A normed vector space is hausdorff, so every finite dimensional normed vector space is homeomorphic to Rn. But we'll prove the more general assertion, regarding topological spaces.
Select a basis for S and build a linear map f from Rn onto S. If f is bicontinuous, then the spaces are indeed homeomorphic.
Let U be an open set about 0 in S. Choose V so that V+V+V… n times lies in U. Let x be the image of a coordinate unit vector in Rn, and let cx lie in V. Thus the image of (-c,c) lies in V. Find such a constant for each dimension and build an open rectangular box in Rn. This maps into V+V+V…, or U. Thus f is continuous at 0, and f is continuous everywhere.
Now for the converse. Let Q be the unit sphere in Rn, and let B be the unit open ball in Rn. The image of Q is a compact subspace of a hausdorff space, hence it is closed. The complement is open, so let U be a base open set about 0 that lies in the complement. Remember, our base open sets shrink when multiplied by a constant less than 1. Suppose y lies in U, where y = f(x), yet x is not in B. Scale x down to a unit vector, and y remains in U, even though it is now in the image of Q. This is a contradiction, hence all of U maps into B. This holds for a ball of any radius, thus the inverse of f is continuous, and f is bicontinuous, and S is homeomorphic to Rn.
for any x not in T, T and x span a subspace of dimension n+1. This also looks like euclidean space, hence x can be placed in an open set that misses T. This comes from an open set in S that misses T, thus x is not in the closure of T, and T is closed.
If x1 through xn are not all independent, apply the above to x1 through xj, a maximal independent set, and lower the bound on the coefficients, to make room for the remaining dependent vectors. The result is the same, a bound on the coefficients, such that all linear combinations lie in U.
Select an open set about 0 whose closure is compact. This is the definition of locally compact. Let U be a base set in this open set. Now the closure of U is closed in a compact set, hence it is also compact.

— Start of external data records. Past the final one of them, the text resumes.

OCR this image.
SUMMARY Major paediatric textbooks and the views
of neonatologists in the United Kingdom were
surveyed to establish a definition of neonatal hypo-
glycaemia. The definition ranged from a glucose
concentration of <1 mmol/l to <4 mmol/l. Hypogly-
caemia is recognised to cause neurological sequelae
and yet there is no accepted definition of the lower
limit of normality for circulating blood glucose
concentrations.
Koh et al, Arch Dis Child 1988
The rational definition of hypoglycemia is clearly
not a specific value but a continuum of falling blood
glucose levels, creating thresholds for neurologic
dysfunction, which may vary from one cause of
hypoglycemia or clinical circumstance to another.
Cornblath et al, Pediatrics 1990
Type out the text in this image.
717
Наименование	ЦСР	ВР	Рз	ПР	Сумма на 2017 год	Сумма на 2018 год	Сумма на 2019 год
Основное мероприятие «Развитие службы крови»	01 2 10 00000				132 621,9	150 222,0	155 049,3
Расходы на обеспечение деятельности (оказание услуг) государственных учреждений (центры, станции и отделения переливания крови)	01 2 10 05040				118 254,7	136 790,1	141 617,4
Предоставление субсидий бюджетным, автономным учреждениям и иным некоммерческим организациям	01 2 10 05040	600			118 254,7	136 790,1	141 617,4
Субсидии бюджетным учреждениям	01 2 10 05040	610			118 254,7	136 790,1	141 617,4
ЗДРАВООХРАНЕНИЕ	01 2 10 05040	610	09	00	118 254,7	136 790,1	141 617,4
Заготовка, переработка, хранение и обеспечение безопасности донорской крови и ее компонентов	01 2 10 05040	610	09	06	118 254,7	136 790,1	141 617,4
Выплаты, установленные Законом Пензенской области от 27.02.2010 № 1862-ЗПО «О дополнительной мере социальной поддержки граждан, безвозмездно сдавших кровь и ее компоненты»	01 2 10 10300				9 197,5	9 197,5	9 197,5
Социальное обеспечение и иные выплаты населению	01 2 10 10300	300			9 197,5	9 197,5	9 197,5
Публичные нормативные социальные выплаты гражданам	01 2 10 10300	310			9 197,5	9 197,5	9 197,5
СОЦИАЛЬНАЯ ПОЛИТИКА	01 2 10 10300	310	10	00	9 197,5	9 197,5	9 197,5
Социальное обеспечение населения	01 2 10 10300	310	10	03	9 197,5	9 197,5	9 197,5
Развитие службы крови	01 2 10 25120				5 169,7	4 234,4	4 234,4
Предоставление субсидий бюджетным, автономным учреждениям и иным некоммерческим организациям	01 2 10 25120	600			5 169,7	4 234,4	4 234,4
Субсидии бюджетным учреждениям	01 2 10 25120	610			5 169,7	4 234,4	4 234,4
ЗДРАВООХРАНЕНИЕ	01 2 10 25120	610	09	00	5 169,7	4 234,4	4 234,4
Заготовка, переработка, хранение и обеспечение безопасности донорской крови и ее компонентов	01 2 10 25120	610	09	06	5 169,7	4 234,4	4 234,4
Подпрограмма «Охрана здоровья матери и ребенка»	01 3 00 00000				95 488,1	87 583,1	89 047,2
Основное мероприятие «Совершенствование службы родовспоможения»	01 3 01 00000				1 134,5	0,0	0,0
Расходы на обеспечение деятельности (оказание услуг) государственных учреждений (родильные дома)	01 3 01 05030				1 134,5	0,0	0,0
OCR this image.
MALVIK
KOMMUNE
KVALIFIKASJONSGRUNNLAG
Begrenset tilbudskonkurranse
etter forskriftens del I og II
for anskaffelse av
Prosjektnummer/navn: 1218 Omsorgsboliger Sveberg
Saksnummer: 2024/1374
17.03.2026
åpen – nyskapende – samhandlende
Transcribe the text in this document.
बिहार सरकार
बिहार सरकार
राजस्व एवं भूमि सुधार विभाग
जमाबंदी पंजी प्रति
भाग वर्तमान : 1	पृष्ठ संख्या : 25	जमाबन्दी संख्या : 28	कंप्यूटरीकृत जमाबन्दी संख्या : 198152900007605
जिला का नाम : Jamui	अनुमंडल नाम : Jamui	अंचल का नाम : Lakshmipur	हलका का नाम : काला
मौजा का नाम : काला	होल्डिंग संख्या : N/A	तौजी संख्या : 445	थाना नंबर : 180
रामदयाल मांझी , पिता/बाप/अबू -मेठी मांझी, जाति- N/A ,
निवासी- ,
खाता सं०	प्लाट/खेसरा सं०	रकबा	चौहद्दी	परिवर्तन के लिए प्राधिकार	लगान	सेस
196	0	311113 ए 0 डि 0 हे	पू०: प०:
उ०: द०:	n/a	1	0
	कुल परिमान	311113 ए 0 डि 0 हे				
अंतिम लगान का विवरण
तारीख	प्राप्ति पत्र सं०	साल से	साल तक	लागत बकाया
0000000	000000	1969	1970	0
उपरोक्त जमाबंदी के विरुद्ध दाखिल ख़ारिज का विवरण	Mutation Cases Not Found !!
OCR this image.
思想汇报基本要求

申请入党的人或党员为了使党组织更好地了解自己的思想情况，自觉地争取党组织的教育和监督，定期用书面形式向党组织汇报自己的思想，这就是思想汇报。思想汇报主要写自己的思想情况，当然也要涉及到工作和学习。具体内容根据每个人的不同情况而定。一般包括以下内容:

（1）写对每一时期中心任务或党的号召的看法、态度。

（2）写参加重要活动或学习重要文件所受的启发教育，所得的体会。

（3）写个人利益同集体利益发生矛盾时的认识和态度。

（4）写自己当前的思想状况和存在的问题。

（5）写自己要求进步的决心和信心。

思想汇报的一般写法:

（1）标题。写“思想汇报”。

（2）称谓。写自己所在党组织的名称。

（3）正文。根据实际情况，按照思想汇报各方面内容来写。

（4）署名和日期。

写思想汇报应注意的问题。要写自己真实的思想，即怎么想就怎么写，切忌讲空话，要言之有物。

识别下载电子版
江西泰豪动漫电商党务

Let U contain the nonzero point x. Remember that c×U lies in U for |c| ≤ 1. Thus U contains the smear of x from -1 to 1. But suppose each c×U contains x. Thus U contains x/c, and U contains all the multiples of x, a line in our topological vector space. Being hausdorff, some V separates 0 from x. Let V be in the local base, so that V intersects the line of x in (-e,e)×x, where e < 1. The translates of V cover U closure. A finite subcover will do, yet a finite subcover cannot cover all the multiples of x. This is a contradiction, Therefore we can always scale U down to exclude any nonzero point x.
Let the translates of U/3 cover U closure. Note that we only need translate by elements of U. If p is in U closure then p-U/3 has to intersect U in some point Q, and Q+U/3 brings in p, so translations by elements of U will suffice.
Let x1 x2 x3 … xn define the translates of U/3 that form the finite subcover.
Let z be any point in U and assume, without loss of generality, that z is in the translate x1+U/3. The difference z-x1 lies in U/3, hence 3 times this difference still lies in U. Let 3(z-x1) lie in some translate x2+U/3. Now the difference between 3(z-x1) and x2 lies in U/3, so place 3 times this difference in x3+U/3. continue this process, and z = x1+x2/3+x3/9+x4/27… with the error term in U/3k.
If you don't stumble upon equality early in the game, elements of x will repeat. That's ok; just group them together. So x2/3 + x2/243 becomes x2 times 82/243, and so on. The coefficients are bounded by a geometric series, and convergence is absolute. Let ci be the limit of the sum of the coefficients on xi, and let W be the sum c1x1 + c2x2 + c3x3 + … cnxn.
How close is the kth approximation to z, and to W? We already said the approximation is within U/3k of z. At worst, the difference between W and the kth approximation is a linear combination of x1 through xn, where the coefficients are bounded by the tail of a geometric series. At some point the linear combinations of x1 through xn all lie in U. In other words, the error term lies in U. If the coefficients are cut in half, the result lies in a ball with its radius cut in half, which is ½U. As the coefficients approach 0, the error term fits into c×U, where c approaches 0. Put this all together and W-z lies in every multiple of U, no matter how small. However, if W-z is nonzero then some scale multiple of U excludes W-z. This is a contradiction, hence W = z.
since z was arbitrary, x1 through xn span all of U.
Let T be the span of x1 through xn. Thus T contains U. Since T is finite dimensional it looks like Rn. It is closed in S, and contains U closure. Suppose T does not contain some y in S. Let T′ be the span of T and y. Remember that T′ looks like Rn+1. Since U is open in T it represents the intersection of T and an open set in S. Let this open set intersect T′ instead of T, and find an open set in T′ that happens to live in T. However, a set stuck in n dimensions cannot be an open set in n+1 dimensions. the interior of a square may be open in the plane, but it is not open in 3 space. Therefore T is all of S, and S is finite dimensional, and euclidean.